When the Wyong birthing unit re-opened in late 2008 it was under two midwifery care models – caseload or Midwifery Group Practice (MGP) and Team Midwifery Program (TMP) – and run independently from Gosford Hospital. Women who needed obstetric support or had problems in labour had to go to Gosford Hospital.
“With caseload a woman is allocated to a known midwife and, apart from when the midwife is on her designated days off, that is the midwife that they see for all their visits, in labour, and all being well, that’s the midwife who will care for them. Women going through caseload feel more supported and more secure and able to continue with their decision to have their baby at Wyong. We want to continue to have more babies at Wyong,” Ms Monger said.
And this is the scenario Central Coast Health is aiming for. “We also know we get better outcomes from normal women when they are away from an environment of a high risk birthing unit,” Ms Monger explained, saying fear caused longer labours and greater pain. “Women who feel completely supported and capable of doing something actually manage to do it so much better. Women being supported by an individual who is very experienced and philosophically of the viewpoint that birth is a natural process are going to have better outcomes.”
The process of going to hospital to have a baby and then returning home soon after is called Domino Domiciliary in the United Kingdom, where Ms Monger practised as a midwife. Care is provided in a woman’s home by midwives post-natally and, sometimes, ante-natally.

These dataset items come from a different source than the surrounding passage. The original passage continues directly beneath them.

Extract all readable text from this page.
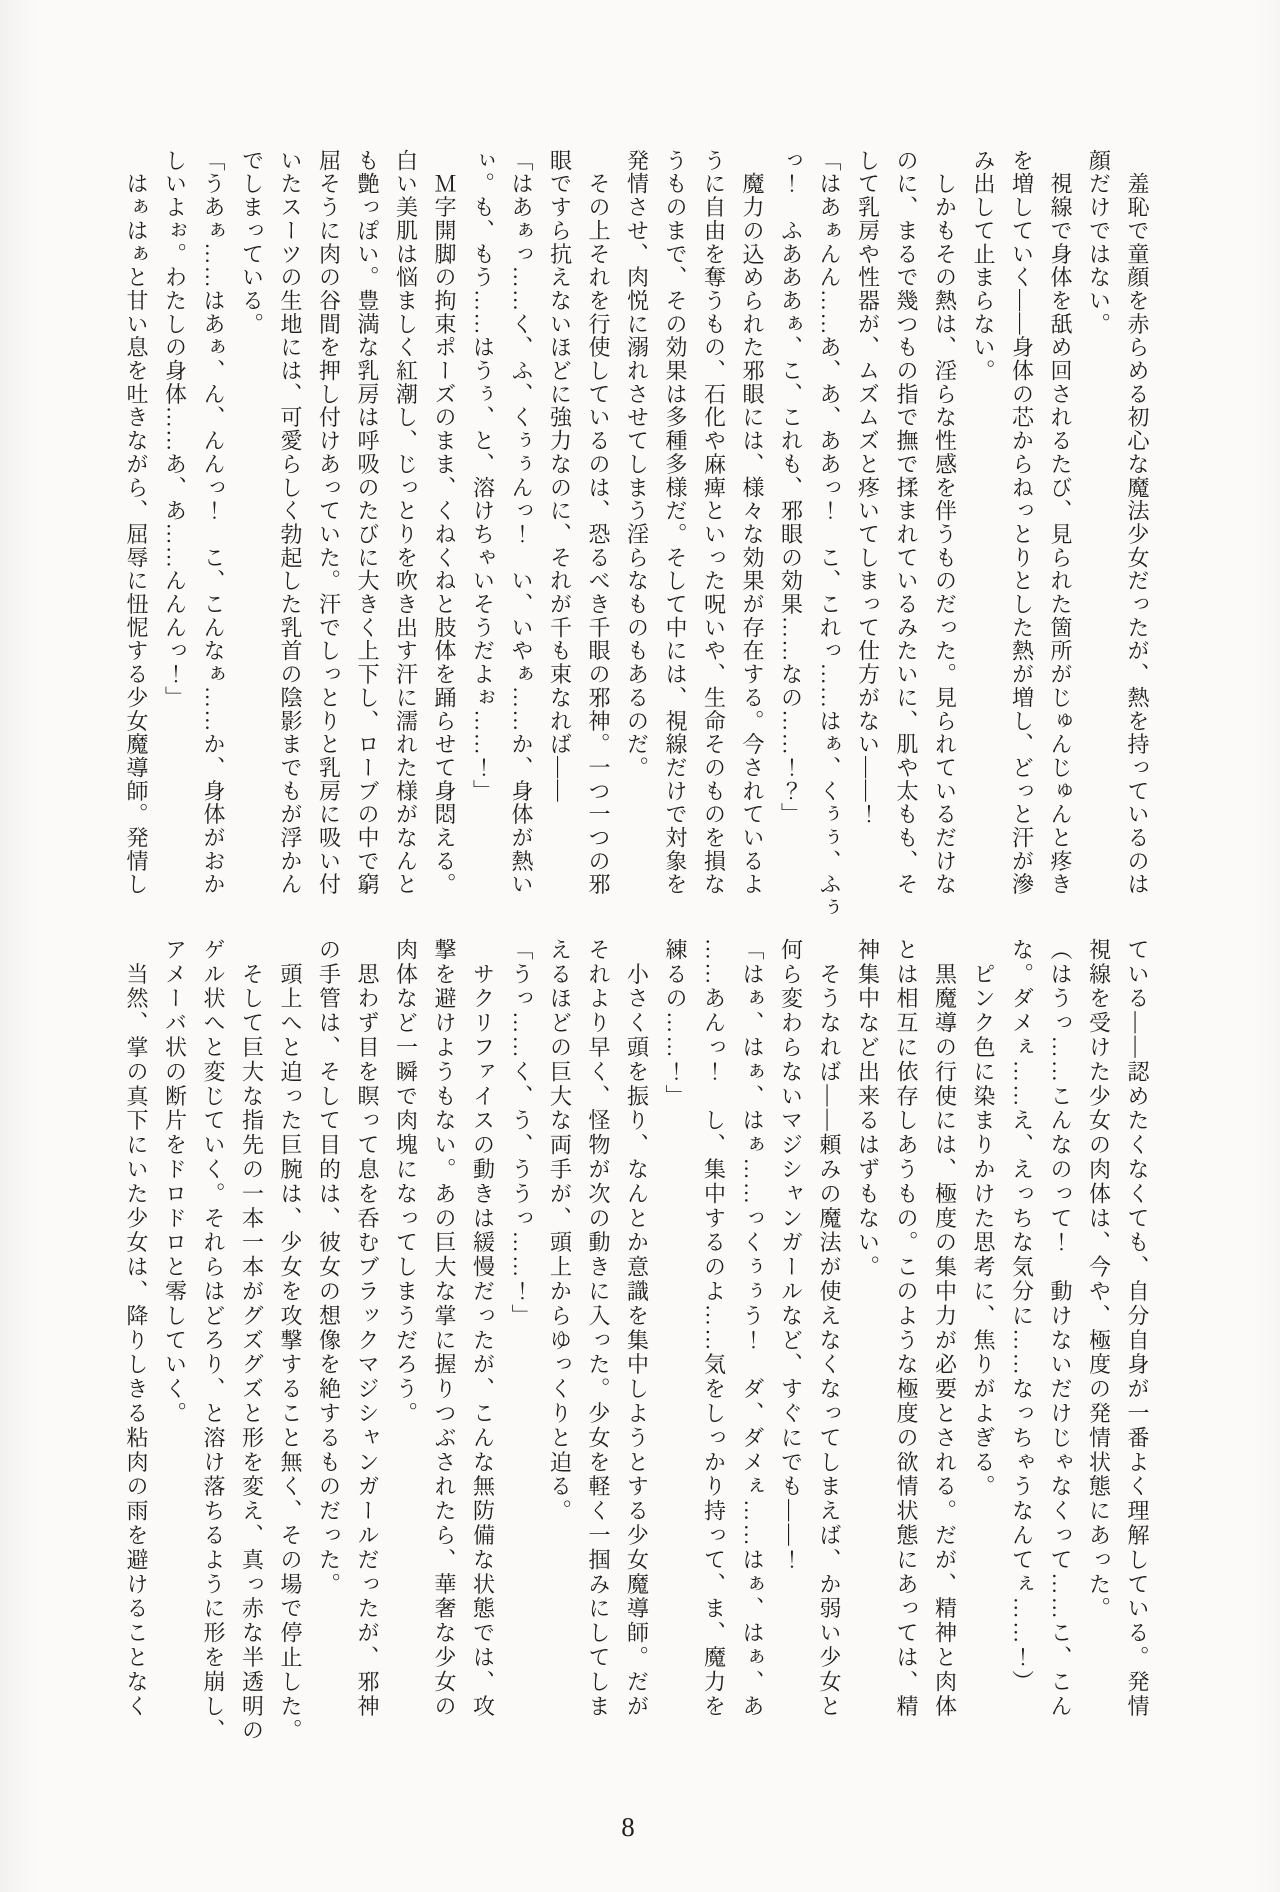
　羞恥で童顔を赤らめる初心な魔法少女だったが、熱を持っているのは
顔だけではない。
　視線で身体を舐め回されるたび、見られた箇所がじゅんじゅんと疼き
を増していく――身体の芯からねっとりとした熱が増し、どっと汗が滲
み出して止まらない。
　しかもその熱は、淫らな性感を伴うものだった。見られているだけな
のに、まるで幾つもの指で撫で揉まれているみたいに、肌や太もも、そ
して乳房や性器が、ムズムズと疼いてしまって仕方がない――！
「はあぁんん……あ、あ、ああっ！　こ、これっ……はぁ、くぅぅ、ふぅ
っ！　ふあああぁ、こ、これも、邪眼の効果……なの……！？」
　魔力の込められた邪眼には、様々な効果が存在する。今されているよ
うに自由を奪うもの、石化や麻痺といった呪いや、生命そのものを損な
うものまで、その効果は多種多様だ。そして中には、視線だけで対象を
発情させ、肉悦に溺れさせてしまう淫らなものもあるのだ。
　その上それを行使しているのは、恐るべき千眼の邪神。一つ一つの邪
眼ですら抗えないほどに強力なのに、それが千も束なれば――
「はあぁっ……く、ふ、くぅぅんっ！　い、いやぁ……か、身体が熱い
ぃ。も、もう……はうぅ、と、溶けちゃいそうだよぉ……！」
　Ｍ字開脚の拘束ポーズのまま、くねくねと肢体を踊らせて身悶える。
白い美肌は悩ましく紅潮し、じっとりを吹き出す汗に濡れた様がなんと
も艶っぽい。豊満な乳房は呼吸のたびに大きく上下し、ローブの中で窮
屈そうに肉の谷間を押し付けあっていた。汗でしっとりと乳房に吸い付
いたスーツの生地には、可愛らしく勃起した乳首の陰影までもが浮かん
でしまっている。
「うあぁ……はあぁ、ん、んんっ！　こ、こんなぁ……か、身体がおか
しいよぉ。わたしの身体……あ、あ……んんんっ！」
　はぁはぁと甘い息を吐きながら、屈辱に忸怩する少女魔導師。発情し
ている――認めたくなくても、自分自身が一番よく理解している。発情
視線を受けた少女の肉体は、今や、極度の発情状態にあった。
（はうっ……こんなのって！　動けないだけじゃなくって……こ、こん
な。ダメぇ……え、えっちな気分に……なっちゃうなんてぇ……！）
　ピンク色に染まりかけた思考に、焦りがよぎる。
　黒魔導の行使には、極度の集中力が必要とされる。だが、精神と肉体
とは相互に依存しあうもの。このような極度の欲情状態にあっては、精
神集中など出来るはずもない。
　そうなれば――頼みの魔法が使えなくなってしまえば、か弱い少女と
何ら変わらないマジシャンガールなど、すぐにでも――！
「はぁ、はぁ、はぁ……っくぅぅう！　ダ、ダメぇ……はぁ、はぁ、あ
……あんっ！　し、集中するのよ……気をしっかり持って、ま、魔力を
練るの……！」
　小さく頭を振り、なんとか意識を集中しようとする少女魔導師。だが
それより早く、怪物が次の動きに入った。少女を軽く一掴みにしてしま
えるほどの巨大な両手が、頭上からゆっくりと迫る。
「うっ……く、う、ううっ……！」
　サクリファイスの動きは緩慢だったが、こんな無防備な状態では、攻
撃を避けようもない。あの巨大な掌に握りつぶされたら、華奢な少女の
肉体など一瞬で肉塊になってしまうだろう。
　思わず目を瞑って息を呑むブラックマジシャンガールだったが、邪神
の手管は、そして目的は、彼女の想像を絶するものだった。
　頭上へと迫った巨腕は、少女を攻撃すること無く、その場で停止した。
　そして巨大な指先の一本一本がグズグズと形を変え、真っ赤な半透明の
ゲル状へと変じていく。それらはどろり、と溶け落ちるように形を崩し、
アメーバ状の断片をドロドロと零していく。
　当然、掌の真下にいた少女は、降りしきる粘肉の雨を避けることなく
8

Despite recruiting midwives for the TMP model, the number needed to effectively staff Wyong birthing unit could not be maintained and Ms Monger decided to switch to one care model, similar to the system run at Belmont Hospital. “Belmont has operated successfully like that for a considerable amount of time now and has very good outcomes - very short lengths of stay and women who are supported by their midwives to go home early then have whatever home visits are necessary for the individual.”
So now women attending Wyong Hospital to give birth naturally can see the midwife they had seen throughout their pregnancy and a second midwife comes in for support as the baby is born. The unit is sometimes heaving with activity, and other times quiet. “We always say our birthing suite is a bit like the emergency department of the hospital – we can’t predict exactly what is coming in,” Ms Monger said, and added there was some known activity like booked inductions and caesareans, “but we can’t control when people will go into labour”.
Another advantage of the MGP model is allowing midwives to stay with labouring women if they have to be transferred to Gosford, even if they only stay with her as a support person. This model also provides assessment during pregnancy, such as if a woman has had some bleeding or they think their baby is not moving.
“Our hope and intention is that one day we will have all the required resources for reintroducing an obstetric service at Wyong,” Ms Monger explained and added she hoped home birth would also be an option for Central Coast women. “We’re not able yet to offer people home birth on the Central Coast, but I certainly hope that that is something that will be available to people one day.”
“A birth unit like Wyong is there for people who would have a birth at home – they recognise home as the best place to be, rather than a hospital environment. Hospitals generally don’t perpetuate the whole wellness model – it’s an illness model of care.”